Houve uma reunião com o subsecretário de economia chileno depois da pressão
causada pela mobilização na Internet, mas o governo não apoiou a iniciativa
oficialmente, apesar de ter prometido estudar com atenção a proposta. Após a
reunião, a campanha foi encerrada. Segundo seus idealizadores, o objetivo de
oferecer uma máquina melhor e mais barata foi atingido. Ainda assim, em sua
página, que continua no ar, eles mantêm questionamentos em relação à política de
inclusão digital do Chile e citam a Argentina como um exemplo de programa que
conseguiu obter um preço menor.


Argentina


No país vizinho de Brasil e Chile, o programa de venda de computadores a
baixo preço foi batizado de Meu PC e funciona desde 1 de
abril deste ano com uma meta ambiciosa – pretende-se vender 10 milhões de
máquinas em cinco anos. Até setembro, haviam sido vendidas 60 mil novas máquinas
dentro do programa. Lá também foi estabelecida uma parceria entre empresas e
governo.


A versão mais barata é um meio termo entre o modelo chileno e o brasileiro.
Os argentinos vão gastar 1.299 pesos (equivalente a R$ 975, 43% menos que o
similar brasileiro) em uma máquina com processador Intel Celeron D 315 (2.26
GHz), 128 MB, HD de 40 gigas, monitor de 15 polegadas, além de teclado, mouse e
caixas de som. Assim como no Chile, o sistema operacional escolhido foi o
Windows XP Starter Edition, juntamente com os programas Works 8.0, Enciclopedia
Encarta 2005 e Picture It 10. O valor pode ser parcelado em 40 vezes de 47,60
pesos (R$ 35,7), financiados por bancos privados e estatais. Para manter a
comparação, o preço equivale a 2,8 salários mínimos da Argentina.

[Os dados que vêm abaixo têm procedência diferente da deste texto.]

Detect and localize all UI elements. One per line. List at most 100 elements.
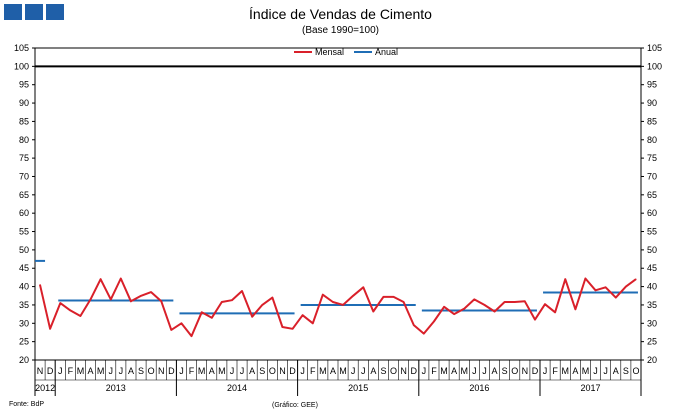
y-tick-label-right: 25 (647, 337, 657, 347)
y-tick-label-left: 90 (19, 98, 29, 108)
y-tick-label-right: 95 (647, 80, 657, 90)
mensal-point (514, 301, 516, 303)
x-month-label: J (593, 366, 598, 376)
mensal-point (463, 308, 465, 310)
x-month-label: F (431, 366, 437, 376)
x-month-label: F (552, 366, 558, 376)
x-month-label: D (168, 366, 175, 376)
y-tick-label-left: 45 (19, 263, 29, 273)
x-month-label: O (511, 366, 518, 376)
x-month-label: A (572, 366, 578, 376)
mensal-point (231, 299, 233, 301)
x-month-label: J (482, 366, 487, 376)
x-month-label: O (390, 366, 397, 376)
x-month-label: M (97, 366, 105, 376)
mensal-point (554, 311, 556, 313)
mensal-point (564, 278, 566, 280)
x-month-label: A (613, 366, 619, 376)
logo-block (46, 4, 64, 20)
x-month-label: M (461, 366, 469, 376)
x-month-label: J (543, 366, 548, 376)
mensal-point (342, 304, 344, 306)
logo-block (4, 4, 22, 20)
mensal-point (110, 298, 112, 301)
y-tick-label-right: 45 (647, 263, 657, 273)
x-month-label: D (47, 366, 54, 376)
y-tick-label-right: 40 (647, 282, 657, 292)
x-month-label: J (109, 366, 114, 376)
y-tick-label-right: 50 (647, 245, 657, 255)
x-month-label: M (440, 366, 448, 376)
mensal-point (120, 277, 122, 280)
y-tick-label-left: 70 (19, 171, 29, 181)
mensal-point (493, 310, 496, 313)
x-month-label: A (128, 366, 134, 376)
mensal-point (190, 335, 193, 337)
mensal-point (100, 278, 102, 280)
mensal-point (433, 320, 435, 323)
mensal-point (382, 296, 385, 298)
mensal-point (291, 328, 294, 330)
x-year-label: 2013 (106, 383, 126, 393)
mensal-point (605, 286, 607, 288)
mensal-point (392, 296, 395, 298)
y-tick-label-right: 70 (647, 171, 657, 181)
x-year-label: 2014 (227, 383, 247, 393)
mensal-point (59, 302, 61, 304)
x-month-label: A (249, 366, 255, 376)
mensal-point (271, 297, 273, 299)
y-tick-label-left: 85 (19, 116, 29, 126)
y-tick-label-right: 75 (647, 153, 657, 163)
plot-frame (34, 47, 642, 361)
mensal-point (241, 290, 243, 292)
y-tick-label-left: 60 (19, 208, 29, 218)
x-month-label: F (310, 366, 316, 376)
x-month-label: N (400, 366, 407, 376)
y-tick-label-left: 65 (19, 190, 29, 200)
y-tick-label-left: 30 (19, 318, 29, 328)
mensal-point (140, 295, 142, 297)
y-tick-label-left: 25 (19, 337, 29, 347)
mensal-point (584, 277, 587, 280)
mensal-point (69, 309, 71, 312)
x-month-label: M (319, 366, 327, 376)
x-month-label: J (179, 366, 184, 376)
y-tick-label-left: 35 (19, 300, 29, 310)
x-month-label: A (88, 366, 94, 376)
y-tick-label-left: 80 (19, 135, 29, 145)
mensal-point (524, 300, 526, 302)
mensal-point (322, 294, 324, 296)
mensal-point (473, 298, 475, 301)
mensal-point (312, 322, 314, 324)
y-tick-label-right: 80 (647, 135, 657, 145)
y-tick-label-right: 85 (647, 116, 657, 126)
x-month-label: A (330, 366, 336, 376)
chart-title: Índice de Vendas de Cimento (249, 6, 432, 22)
mensal-point (403, 301, 405, 303)
x-month-label: M (77, 366, 85, 376)
y-tick-label-right: 55 (647, 227, 657, 237)
mensal-point (221, 301, 223, 303)
x-month-label: A (209, 366, 215, 376)
mensal-point (534, 319, 536, 321)
mensal-point (160, 300, 162, 302)
x-month-label: M (198, 366, 206, 376)
y-tick-label-left: 20 (19, 355, 29, 365)
y-tick-label-right: 30 (647, 318, 657, 328)
x-month-label: J (603, 366, 608, 376)
mensal-point (483, 304, 486, 306)
x-month-label: F (189, 366, 195, 376)
x-month-label: S (623, 366, 629, 376)
mensal-point (39, 284, 41, 286)
mensal-point (574, 308, 576, 310)
legend-label-mensal: Mensal (315, 47, 344, 57)
x-month-label: A (370, 366, 376, 376)
x-month-label: O (632, 366, 639, 376)
x-month-label: S (259, 366, 265, 376)
y-tick-label-right: 100 (647, 61, 662, 71)
mensal-point (413, 324, 415, 326)
x-month-label: M (562, 366, 570, 376)
x-year-label: 2012 (35, 383, 55, 393)
x-month-label: O (148, 366, 155, 376)
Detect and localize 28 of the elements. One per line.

As maiores diferenças são a presença de gravador de CD mesmo na versão básica
e gratuidade no acesso à Internet por seis meses, além de capacitação
profissional online e seis horas grátis de curso de informática. Após os
primeiros seis meses de Internet gratuita, o usuário pagará 11,86 pesos. O
horário de acesso varia de acordo com o provedor. Há uma opção que dá direito à
conexão a qualquer hora do dia sem custos adicionais e outras duas que limitam o
acesso gratuito da manhã até as 9 da noite.


Outra singularidade do programa argentino é que um percentual do valor de
cada computador vendido será destinado a um Fundo de Responsabilidade que
financiará a criação de escolas da Fundação CDI. Os recursos serão administrados
pelo Programa das Nações Unidas para o Desenvolvimento (Pnud). Até agora duas
unidades já foram inauguradas. A meta é abrir 15 até o fim do ano.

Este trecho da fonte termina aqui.